The dog is given this diet for several weeks until its condition improves. Once there is improvement, one of the ingredients in the old diet gets reintroduced. This is to challenge the dog’s immune system. If the dog develops an allergy within 2 weeks, then it is safe to say that the dog is allergic to such a food ingredient. If no reaction takes place, then the next possible food allergen from the old diet gets reintroduced.
Implications of Allergy Testing in Dogs
Allergy testing can help zero-in on the specific type of allergen that is the main trigger for the allergy in a particular dog. It is clear that the dog may be allergic to different kinds of substances. This makes allergy testing a bit tricky. It is important for the vet to identify as many possible allergens that are causing allergies in the dog. This is to help the vet formulate a special kind of serum that contains very minute amounts of the identified allergens. The serum will be administered to the dog over a period of time to help desensitize its immune system.

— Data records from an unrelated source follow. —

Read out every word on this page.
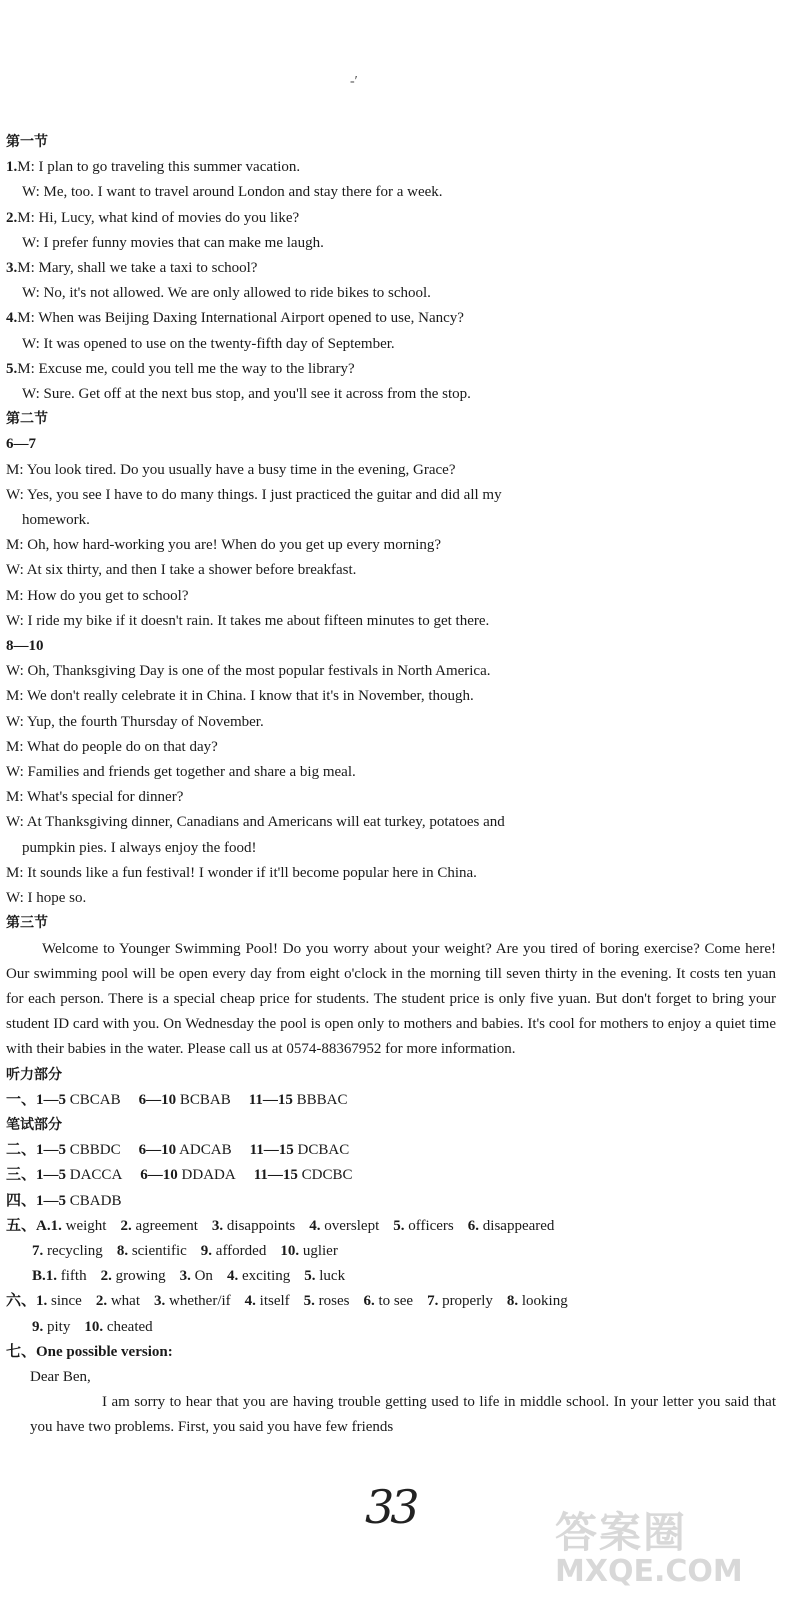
-′
第一节
1.M: I plan to go traveling this summer vacation.
W: Me, too. I want to travel around London and stay there for a week.
2.M: Hi, Lucy, what kind of movies do you like?
W: I prefer funny movies that can make me laugh.
3.M: Mary, shall we take a taxi to school?
W: No, it's not allowed. We are only allowed to ride bikes to school.
4.M: When was Beijing Daxing International Airport opened to use, Nancy?
W: It was opened to use on the twenty-fifth day of September.
5.M: Excuse me, could you tell me the way to the library?
W: Sure. Get off at the next bus stop, and you'll see it across from the stop.
第二节
6—7
M: You look tired. Do you usually have a busy time in the evening, Grace?
W: Yes, you see I have to do many things. I just practiced the guitar and did all my
homework.
M: Oh, how hard-working you are! When do you get up every morning?
W: At six thirty, and then I take a shower before breakfast.
M: How do you get to school?
W: I ride my bike if it doesn't rain. It takes me about fifteen minutes to get there.
8—10
W: Oh, Thanksgiving Day is one of the most popular festivals in North America.
M: We don't really celebrate it in China. I know that it's in November, though.
W: Yup, the fourth Thursday of November.
M: What do people do on that day?
W: Families and friends get together and share a big meal.
M: What's special for dinner?
W: At Thanksgiving dinner, Canadians and Americans will eat turkey, potatoes and
pumpkin pies. I always enjoy the food!
M: It sounds like a fun festival! I wonder if it'll become popular here in China.
W: I hope so.
第三节
Welcome to Younger Swimming Pool! Do you worry about your weight? Are you tired of boring exercise? Come here! Our swimming pool will be open every day from eight o'clock in the morning till seven thirty in the evening. It costs ten yuan for each person. There is a special cheap price for students. The student price is only five yuan. But don't forget to bring your student ID card with you. On Wednesday the pool is open only to mothers and babies. It's cool for mothers to enjoy a quiet time with their babies in the water. Please call us at 0574-88367952 for more information.
听力部分
一、1—5 CBCAB 6—10 BCBAB 11—15 BBBAC
笔试部分
二、1—5 CBBDC 6—10 ADCAB 11—15 DCBAC
三、1—5 DACCA 6—10 DDADA 11—15 CDCBC
四、1—5 CBADB
五、A.1. weight 2. agreement 3. disappoints 4. overslept 5. officers 6. disappeared
7. recycling 8. scientific 9. afforded 10. uglier
B.1. fifth 2. growing 3. On 4. exciting 5. luck
六、1. since 2. what 3. whether/if 4. itself 5. roses 6. to see 7. properly 8. looking
9. pity 10. cheated
七、One possible version:
Dear Ben,
I am sorry to hear that you are having trouble getting used to life in middle school. In your letter you said that you have two problems. First, you said you have few friends
33	答案圈
MXQE.COM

This is the fundamental principle behind immunotherapy. Very small amounts of allergens are introduced into the dog’s bloodstream. This is to help acclimatize the cells of the immune system with the presence of these allergens. Because they are small in number, the immune system will not consider them as a threat; hence, there’s no allergic reaction.
Over a period of several months to a few years, the amount of allergens that are introduced into the dog’s system increases. This happens in a very gradual manner. It often starts with a diluted formulation of the special serum. As the therapy progresses, the concentration of the allergens in the serum also increases.
Most dogs that have allergies respond very well to immunotherapy. However, there are also cases wherein the dog doesn’t respond to such a therapy. These dogs often come with other underlying medical problems that can interfere with the desensitization process.
Dog allergy testing is an important tool for confirming a diagnosis of allergy in dogs. It can also pave the way for the more efficient administration of immunotherapy since the vet now has a clearer picture of what’s causing the dog allergy.